Quotes attributable to Lidia Thorpe, Gunnai, Gunditjmara and Djab Wurrung independent Victorian Senator:
"Today, kids learn about the Stolen Generations in school, but they’re not taught that these policies never ended. The removal of First Nations children is an ongoing genocidal project being perpetrated through government policy every day.
"The Closing the Gap report shows that, under Labor, a whole new Stolen Generation of children are being subjected to the trauma of removal.
"The Bringing Them Home report, delivered nearly three decades ago, told us what we need to do — implement the recommendations and give our people control over decisions about our children. That report is still sitting on the Minister’s shelf.
"Minister McCarthy and Prime Minister Albanese should be ashamed of what’s happening on their watch. Removals have been rising under Labor, traumatising our families and funnelling our kids into prisons. Labor is doing nothing to stop this system that is deliberately harming our kids.
"We know the government will try to say this is a state issue. But this is a national atrocity unfolding in every jurisdiction. Governments are knowingly placing children in harm’s way, failing to enforce legal protections, and enabling systemic neglect and abuse — including sexual abuse. Many kids have died in state care.
"Child abuse is a crime — so why is there no accountability when the perpetrators are state and territory governments or their contracted service providers?
"First Nations children removed from their families face significantly higher risks of poverty, homelessness, criminalisation, and suicide — outcomes for which governments must be held accountable.
"The federal government has the constitutional power to set standards and hold states and territories accountable. They are choosing not to act.
"This new Parliament must mark the end of excuses. Labor has the numbers. They’ve got a progressive Senate. They’ve got First Peoples willing to work with them. It’s time to stop hiding, start leading, and act on implementing these recommendations.
"If Labor is serious about ending child removals, along with enacting the report’s recommendations, they need to set strong national standards, hold the states to account, and fund culturally safe, community-led programs that keep our kids with family and connected to culture and Country.
"Governments spend billions every year removing and jailing children in this country.
"We could create real positive change if the billions spent harming us were reinvested into our self-determined solutions to keep children in their communities, on their Country.

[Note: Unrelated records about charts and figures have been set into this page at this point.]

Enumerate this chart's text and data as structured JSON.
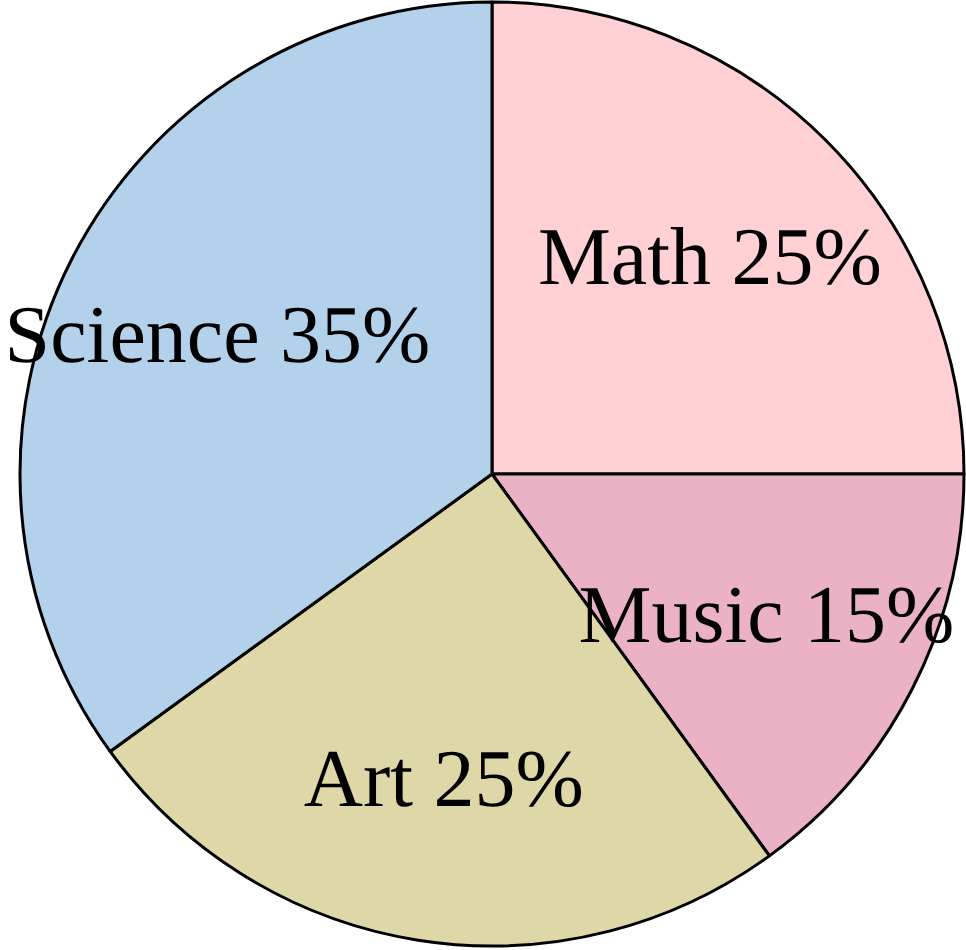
{
  "chart_data": {
    "type": "pie",
    "categories": [
      "Math",
      "Music",
      "Art",
      "Science"
    ],
    "values": [
      25,
      15,
      25,
      35
    ],
    "value_labels": [
      "25%",
      "15%",
      "25%",
      "35%"
    ],
    "colors": [
      "#ffd1d4",
      "#ebb2c6",
      "#ded8a8",
      "#b4d1eb"
    ]
  }
}
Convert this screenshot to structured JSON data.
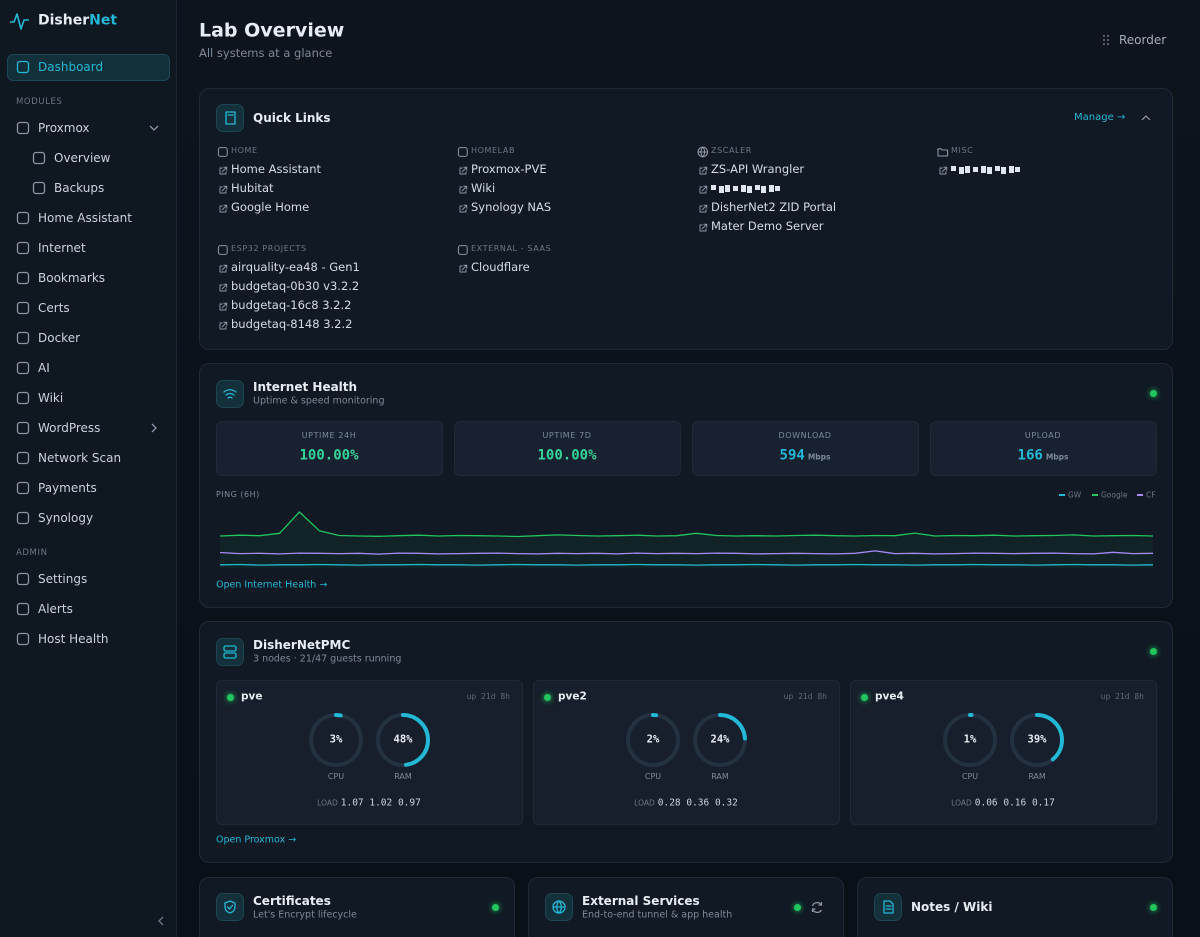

"There are proven, community-controlled services already doing this work — like Bubup Wilam, Yarrabi Bamirr, and Nelly’s Healing Place. Labor must properly resource these programs and expand them nationally, in full partnership with First Peoples.
"We need a government that is truly committed — not one that holds a morning tea every year to give us crocodile tears and empty apologies while continuing to steal our babies.
"We don’t want cupcakes. We want justice — and our babies brought home.
"I send my love and strength to all the families affected by the child removal and prison systems. I’m fighting with you for truth, justice, and an end to this government-enforced cruelty."